Consider an instance of the Ising model, with $N$ number of spins on a 2D square lattice (or any other 2D structure) wrapped into a torus to avoid boundary conditions (in other words, periodic boundary conditions) with nearest neighbor coupling. I am sampling from the Boltzmann probability distribution: $$\mu(s)=\frac{e^{-E(s)/T}}{Z}$$ using Monte Carlo Markov chains (MCMC). $Z$ is the partition function, $s$ is a spin configuration ($s\in S$ with $S$ state space containing all the possible spin configurations for the $N$ spins system), and $E(s)$ is the energy whose definition depends on the specific instance of the model.

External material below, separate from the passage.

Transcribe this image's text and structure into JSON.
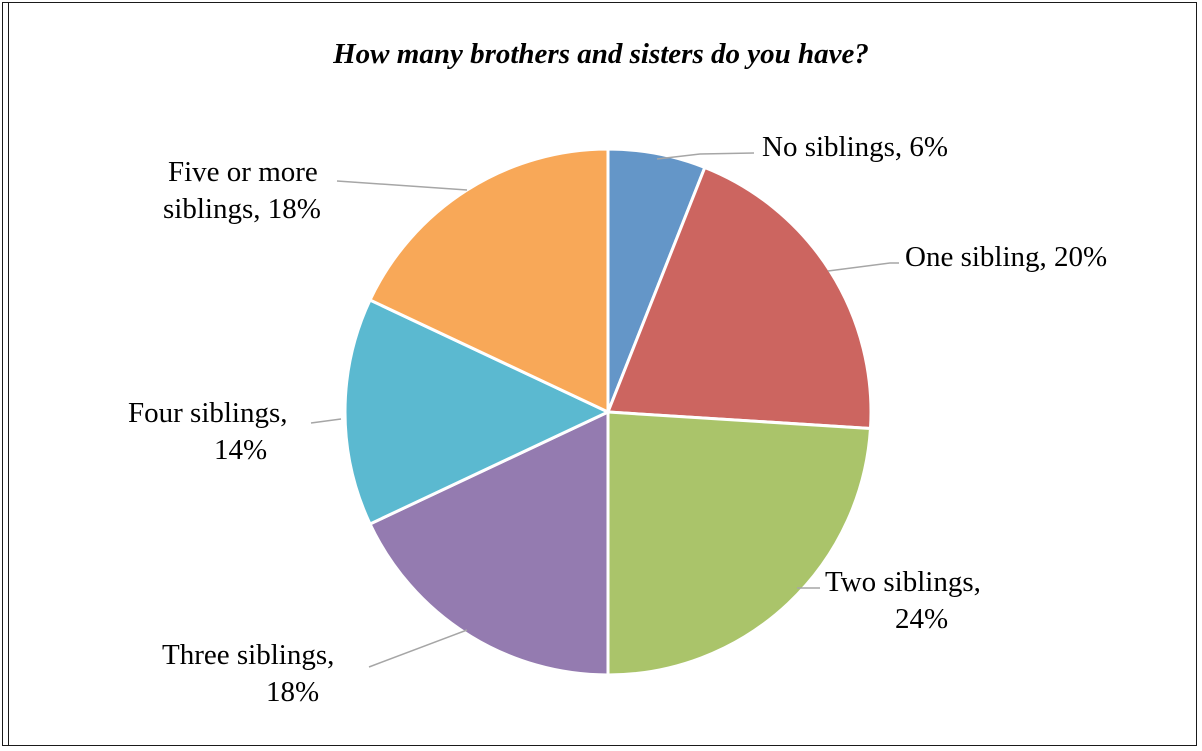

Consider the following transition matrix P representing the MC process: $$P(s'|s)=A(s'|s)C(s'|s)$$ where $C$ is the proposal strategy and $A$ is the acceptance probability (Metropolis-Hastings):$$A(s'|s)=min(1, \frac{\mu(s')C(s|s')}{\mu(s)C(s'|s)})$$ $C$ can be any (good) proposal distribution such that $P$ satisfies the detailed balance condition: $$P(s'|s)\mu(s)=P(s|s')\mu(s')$$
The MCMC transition matrix $P$ defines the spectral gap:
$$\delta=1-\lambda$$
where $\lambda$ is the second largest eigenvalue of $P$. The spectral gap is an important measure of how fast the Markov chain converges to the target probability distribution (Boltzmann probability in this case). It is also directly related to other important quantities as the relaxation time and the exponential autocorrelation time.
Given a certain $C$, I am trying to understand the relationship between the system dimension, the number of spins $N$, and the spectral gap $\delta$. How does $\delta$ scale with respect to the number of spins $N$? Could someone please suggest relevant literature regarding this relationship?
Any information about the relationship between the relaxation time or the autocorrelation time and the number of spins $N$ would be equally helpful.
Information about the scaling of the mixing time with respect to the number of spins $N$ could help as well. The mixing time is not directly related to the spectral gap but it can be used to calculate upper and lower bounds.